Je vois sur les réseaux sociaux des gens – surtout des hommes – affirmer que la vie revient à la normale parce que le réseau électrique fonctionne à nouveau, parce qu’il n’y a "plus de danger" à l’extérieur ou parce qu’il n’y a plus d’explosions. Mais ces hommes ne comprennent pas que le monde a soudainement changé pour nous, les femmes. Et c’est insupportable de voir que, même pour les journalistes et les militants afghans, on passe au second plan.

J’ai l’impression qu’il n’y a plus aucun espoir pour les femmes afghanes. Je n’ai aucun doute sur le fait que nous reverrons les mêmes scènes de violences contre les femmes et la même barbarie que celle des années 1990. Les femmes seront lapidées, elles ne pourront plus aller à l’école, et ne pensez même pas les voir travailler. Les Taliban sont les mêmes personnes que celles qu’ils étaient il y a 20 ans.

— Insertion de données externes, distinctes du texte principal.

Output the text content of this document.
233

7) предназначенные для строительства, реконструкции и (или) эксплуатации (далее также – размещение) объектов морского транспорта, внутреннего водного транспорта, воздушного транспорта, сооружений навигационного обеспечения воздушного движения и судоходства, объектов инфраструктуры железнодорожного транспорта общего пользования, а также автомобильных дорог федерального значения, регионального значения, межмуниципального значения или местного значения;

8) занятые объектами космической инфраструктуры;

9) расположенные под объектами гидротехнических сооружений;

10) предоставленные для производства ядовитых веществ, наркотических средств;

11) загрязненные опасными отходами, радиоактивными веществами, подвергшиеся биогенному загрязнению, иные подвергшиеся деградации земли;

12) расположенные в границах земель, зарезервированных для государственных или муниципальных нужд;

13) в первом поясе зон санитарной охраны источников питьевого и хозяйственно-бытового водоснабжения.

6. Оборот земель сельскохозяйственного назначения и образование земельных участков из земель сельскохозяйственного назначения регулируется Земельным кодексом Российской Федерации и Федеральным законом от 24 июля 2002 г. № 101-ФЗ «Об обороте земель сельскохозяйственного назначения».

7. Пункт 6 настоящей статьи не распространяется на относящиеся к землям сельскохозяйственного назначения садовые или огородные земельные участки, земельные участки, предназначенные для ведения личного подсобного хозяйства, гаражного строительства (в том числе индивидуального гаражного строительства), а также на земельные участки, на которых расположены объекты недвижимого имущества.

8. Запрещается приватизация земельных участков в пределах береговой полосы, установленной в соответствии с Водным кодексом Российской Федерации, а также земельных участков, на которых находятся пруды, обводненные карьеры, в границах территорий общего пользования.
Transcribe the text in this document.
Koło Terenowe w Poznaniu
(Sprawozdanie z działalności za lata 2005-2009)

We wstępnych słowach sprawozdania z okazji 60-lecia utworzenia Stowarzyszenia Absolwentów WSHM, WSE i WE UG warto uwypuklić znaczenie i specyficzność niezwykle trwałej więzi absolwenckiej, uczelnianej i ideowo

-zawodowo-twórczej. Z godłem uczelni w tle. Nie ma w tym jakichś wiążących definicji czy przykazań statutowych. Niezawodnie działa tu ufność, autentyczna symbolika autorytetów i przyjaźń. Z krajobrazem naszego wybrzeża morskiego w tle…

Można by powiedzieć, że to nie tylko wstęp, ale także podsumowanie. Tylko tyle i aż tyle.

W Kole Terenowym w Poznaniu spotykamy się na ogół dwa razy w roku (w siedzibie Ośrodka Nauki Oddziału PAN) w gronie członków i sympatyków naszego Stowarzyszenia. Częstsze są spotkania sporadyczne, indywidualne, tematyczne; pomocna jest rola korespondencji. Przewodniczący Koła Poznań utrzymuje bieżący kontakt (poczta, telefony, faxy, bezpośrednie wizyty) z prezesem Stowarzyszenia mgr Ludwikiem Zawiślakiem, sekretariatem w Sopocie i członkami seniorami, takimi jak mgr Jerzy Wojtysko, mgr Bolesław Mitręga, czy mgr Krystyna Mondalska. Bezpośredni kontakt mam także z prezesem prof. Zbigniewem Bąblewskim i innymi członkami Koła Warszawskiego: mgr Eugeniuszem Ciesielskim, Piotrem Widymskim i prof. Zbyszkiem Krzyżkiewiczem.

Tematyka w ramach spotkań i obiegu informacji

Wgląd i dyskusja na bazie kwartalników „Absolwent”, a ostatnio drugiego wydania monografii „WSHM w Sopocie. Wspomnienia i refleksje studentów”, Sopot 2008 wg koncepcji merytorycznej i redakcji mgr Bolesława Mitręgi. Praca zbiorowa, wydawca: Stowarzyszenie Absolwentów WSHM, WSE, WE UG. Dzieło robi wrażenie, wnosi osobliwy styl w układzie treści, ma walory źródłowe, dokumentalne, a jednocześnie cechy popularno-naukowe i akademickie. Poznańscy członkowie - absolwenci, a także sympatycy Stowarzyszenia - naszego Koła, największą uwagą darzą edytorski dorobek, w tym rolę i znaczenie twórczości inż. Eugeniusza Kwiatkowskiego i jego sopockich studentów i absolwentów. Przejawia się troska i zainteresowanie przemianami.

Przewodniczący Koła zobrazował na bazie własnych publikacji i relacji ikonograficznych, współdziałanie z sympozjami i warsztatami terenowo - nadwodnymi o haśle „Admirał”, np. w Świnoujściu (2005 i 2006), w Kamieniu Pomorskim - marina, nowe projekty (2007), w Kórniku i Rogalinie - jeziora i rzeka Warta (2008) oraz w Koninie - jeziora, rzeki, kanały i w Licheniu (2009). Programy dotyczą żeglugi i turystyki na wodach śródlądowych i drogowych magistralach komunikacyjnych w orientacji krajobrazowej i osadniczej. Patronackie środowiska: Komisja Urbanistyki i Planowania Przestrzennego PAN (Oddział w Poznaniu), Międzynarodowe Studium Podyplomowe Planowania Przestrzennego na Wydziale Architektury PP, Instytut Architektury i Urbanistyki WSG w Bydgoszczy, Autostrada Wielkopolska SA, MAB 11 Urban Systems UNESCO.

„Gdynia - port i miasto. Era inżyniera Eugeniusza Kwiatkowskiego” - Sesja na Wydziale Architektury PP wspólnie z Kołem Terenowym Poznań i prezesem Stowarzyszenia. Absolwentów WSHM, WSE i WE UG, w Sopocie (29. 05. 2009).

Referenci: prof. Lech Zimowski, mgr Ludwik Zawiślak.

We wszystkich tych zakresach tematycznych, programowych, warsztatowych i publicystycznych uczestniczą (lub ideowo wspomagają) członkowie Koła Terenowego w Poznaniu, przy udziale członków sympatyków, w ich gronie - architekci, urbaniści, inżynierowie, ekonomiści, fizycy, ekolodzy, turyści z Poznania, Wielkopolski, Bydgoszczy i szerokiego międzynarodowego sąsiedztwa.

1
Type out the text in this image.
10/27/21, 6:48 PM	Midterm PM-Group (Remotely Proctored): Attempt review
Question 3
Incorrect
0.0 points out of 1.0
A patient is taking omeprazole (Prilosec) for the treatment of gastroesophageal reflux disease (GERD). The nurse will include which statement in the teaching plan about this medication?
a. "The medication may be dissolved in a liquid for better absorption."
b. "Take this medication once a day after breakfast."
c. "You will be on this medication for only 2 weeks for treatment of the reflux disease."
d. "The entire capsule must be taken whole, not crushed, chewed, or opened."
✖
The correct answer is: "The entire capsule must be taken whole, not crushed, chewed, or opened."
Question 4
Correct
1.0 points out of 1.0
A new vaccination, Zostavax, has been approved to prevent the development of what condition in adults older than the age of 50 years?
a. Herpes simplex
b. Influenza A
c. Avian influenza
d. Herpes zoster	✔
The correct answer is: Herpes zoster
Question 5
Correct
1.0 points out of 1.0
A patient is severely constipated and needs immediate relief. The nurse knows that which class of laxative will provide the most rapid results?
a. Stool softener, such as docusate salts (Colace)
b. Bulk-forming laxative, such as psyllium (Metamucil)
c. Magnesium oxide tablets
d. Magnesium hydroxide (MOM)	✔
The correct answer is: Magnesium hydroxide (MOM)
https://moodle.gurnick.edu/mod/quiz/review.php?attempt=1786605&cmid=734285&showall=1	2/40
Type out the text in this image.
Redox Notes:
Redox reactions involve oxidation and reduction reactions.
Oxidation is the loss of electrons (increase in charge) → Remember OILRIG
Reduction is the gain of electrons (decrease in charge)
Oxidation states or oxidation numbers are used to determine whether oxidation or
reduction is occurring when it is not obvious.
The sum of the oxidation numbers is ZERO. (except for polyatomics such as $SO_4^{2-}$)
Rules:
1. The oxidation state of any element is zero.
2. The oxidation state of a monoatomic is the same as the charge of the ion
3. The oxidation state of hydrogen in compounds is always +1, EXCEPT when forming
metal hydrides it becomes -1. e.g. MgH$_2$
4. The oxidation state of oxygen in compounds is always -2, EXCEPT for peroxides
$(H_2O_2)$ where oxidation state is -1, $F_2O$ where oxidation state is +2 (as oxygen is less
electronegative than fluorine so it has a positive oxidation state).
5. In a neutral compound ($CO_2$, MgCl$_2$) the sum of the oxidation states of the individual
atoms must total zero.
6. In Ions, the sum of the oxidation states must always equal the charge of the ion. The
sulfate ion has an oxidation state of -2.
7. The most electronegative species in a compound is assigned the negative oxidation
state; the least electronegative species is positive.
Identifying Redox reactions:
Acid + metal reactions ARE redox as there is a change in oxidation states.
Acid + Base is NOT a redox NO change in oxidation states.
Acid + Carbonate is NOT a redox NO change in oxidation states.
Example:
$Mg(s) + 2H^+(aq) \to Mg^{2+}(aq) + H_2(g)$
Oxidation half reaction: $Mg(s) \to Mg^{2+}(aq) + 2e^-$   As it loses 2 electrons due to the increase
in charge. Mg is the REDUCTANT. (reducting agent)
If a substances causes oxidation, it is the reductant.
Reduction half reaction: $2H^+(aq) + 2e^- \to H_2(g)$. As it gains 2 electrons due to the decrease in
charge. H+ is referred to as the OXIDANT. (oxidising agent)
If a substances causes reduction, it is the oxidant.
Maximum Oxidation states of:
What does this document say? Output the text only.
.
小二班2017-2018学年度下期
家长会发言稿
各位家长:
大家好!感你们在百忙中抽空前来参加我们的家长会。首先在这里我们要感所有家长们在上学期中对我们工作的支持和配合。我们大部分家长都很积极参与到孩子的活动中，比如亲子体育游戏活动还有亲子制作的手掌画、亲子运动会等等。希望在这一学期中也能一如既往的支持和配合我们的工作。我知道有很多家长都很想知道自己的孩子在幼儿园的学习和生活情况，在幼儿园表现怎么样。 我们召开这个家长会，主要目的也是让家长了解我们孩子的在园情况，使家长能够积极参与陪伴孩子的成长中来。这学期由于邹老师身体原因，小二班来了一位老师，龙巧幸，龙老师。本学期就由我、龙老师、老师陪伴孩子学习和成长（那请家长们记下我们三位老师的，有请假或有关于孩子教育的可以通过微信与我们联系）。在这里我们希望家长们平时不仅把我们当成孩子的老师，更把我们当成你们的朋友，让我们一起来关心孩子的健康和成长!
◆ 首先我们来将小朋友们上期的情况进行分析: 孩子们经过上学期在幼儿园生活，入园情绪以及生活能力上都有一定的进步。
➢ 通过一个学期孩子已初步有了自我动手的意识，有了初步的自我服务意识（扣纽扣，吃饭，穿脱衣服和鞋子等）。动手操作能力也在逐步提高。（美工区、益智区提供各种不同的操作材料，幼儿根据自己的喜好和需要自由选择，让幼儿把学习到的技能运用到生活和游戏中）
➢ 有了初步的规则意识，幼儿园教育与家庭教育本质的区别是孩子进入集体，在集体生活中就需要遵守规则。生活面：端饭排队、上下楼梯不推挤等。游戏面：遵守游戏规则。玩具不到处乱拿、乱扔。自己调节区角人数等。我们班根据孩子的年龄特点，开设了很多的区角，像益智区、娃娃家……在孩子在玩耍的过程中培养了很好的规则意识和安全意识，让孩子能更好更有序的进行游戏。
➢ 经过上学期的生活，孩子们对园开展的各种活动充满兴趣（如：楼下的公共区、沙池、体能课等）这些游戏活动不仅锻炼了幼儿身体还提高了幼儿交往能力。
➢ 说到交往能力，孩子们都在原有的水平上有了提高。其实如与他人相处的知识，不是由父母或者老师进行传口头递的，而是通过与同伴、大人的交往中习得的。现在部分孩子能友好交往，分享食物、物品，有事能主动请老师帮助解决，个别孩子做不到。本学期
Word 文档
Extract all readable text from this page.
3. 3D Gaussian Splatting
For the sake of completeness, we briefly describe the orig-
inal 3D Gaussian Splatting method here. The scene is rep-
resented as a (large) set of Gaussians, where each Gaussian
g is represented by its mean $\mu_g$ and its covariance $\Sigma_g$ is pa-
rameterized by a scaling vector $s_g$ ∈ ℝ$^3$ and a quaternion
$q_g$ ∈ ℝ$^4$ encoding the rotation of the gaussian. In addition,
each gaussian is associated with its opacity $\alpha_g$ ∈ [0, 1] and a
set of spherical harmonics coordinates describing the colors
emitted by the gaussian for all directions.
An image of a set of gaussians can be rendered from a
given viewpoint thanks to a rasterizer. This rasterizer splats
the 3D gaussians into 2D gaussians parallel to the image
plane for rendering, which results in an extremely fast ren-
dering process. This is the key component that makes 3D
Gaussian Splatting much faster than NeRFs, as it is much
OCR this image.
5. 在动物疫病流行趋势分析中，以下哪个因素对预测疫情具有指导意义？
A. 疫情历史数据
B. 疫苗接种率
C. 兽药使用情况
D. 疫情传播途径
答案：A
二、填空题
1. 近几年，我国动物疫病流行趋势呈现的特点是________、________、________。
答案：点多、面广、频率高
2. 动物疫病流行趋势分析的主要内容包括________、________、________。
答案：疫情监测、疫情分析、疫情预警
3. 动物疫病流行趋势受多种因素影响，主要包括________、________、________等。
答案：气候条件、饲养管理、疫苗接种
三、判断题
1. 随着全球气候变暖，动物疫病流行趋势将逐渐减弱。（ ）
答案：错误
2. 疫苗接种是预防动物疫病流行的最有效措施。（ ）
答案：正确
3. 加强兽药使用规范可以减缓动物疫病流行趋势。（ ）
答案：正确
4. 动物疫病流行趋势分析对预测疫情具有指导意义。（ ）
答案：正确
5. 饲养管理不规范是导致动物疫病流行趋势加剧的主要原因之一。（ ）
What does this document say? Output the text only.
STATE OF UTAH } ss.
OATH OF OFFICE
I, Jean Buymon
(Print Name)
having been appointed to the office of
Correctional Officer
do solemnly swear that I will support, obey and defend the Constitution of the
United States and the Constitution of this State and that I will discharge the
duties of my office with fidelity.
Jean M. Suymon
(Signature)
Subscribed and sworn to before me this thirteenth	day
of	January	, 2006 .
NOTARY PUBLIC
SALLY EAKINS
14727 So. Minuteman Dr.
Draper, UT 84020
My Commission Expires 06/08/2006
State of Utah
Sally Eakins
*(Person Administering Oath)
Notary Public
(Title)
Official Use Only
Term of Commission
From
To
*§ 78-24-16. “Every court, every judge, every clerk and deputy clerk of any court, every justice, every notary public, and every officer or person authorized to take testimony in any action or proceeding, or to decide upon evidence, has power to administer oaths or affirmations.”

Je voulais étudier, apprendre quelque chose et revenir ici pour faire de mon pays un endroit meilleur. Désormais, c’est impossible. Je dois juste fuir et sauver ma peau.

Les habitants de Kaboul ont déjà commencé à se préparer aux règles talibanes concernant les femmes. Certains magasins ont par exemple retiré de leur vitrine les publicités montrant des femmes. Il a également été demandé aux femmes de porter une tenue plus conservatrice et de ne pas quitter leur domicile sans être accompagnées d’un homme de leur famille.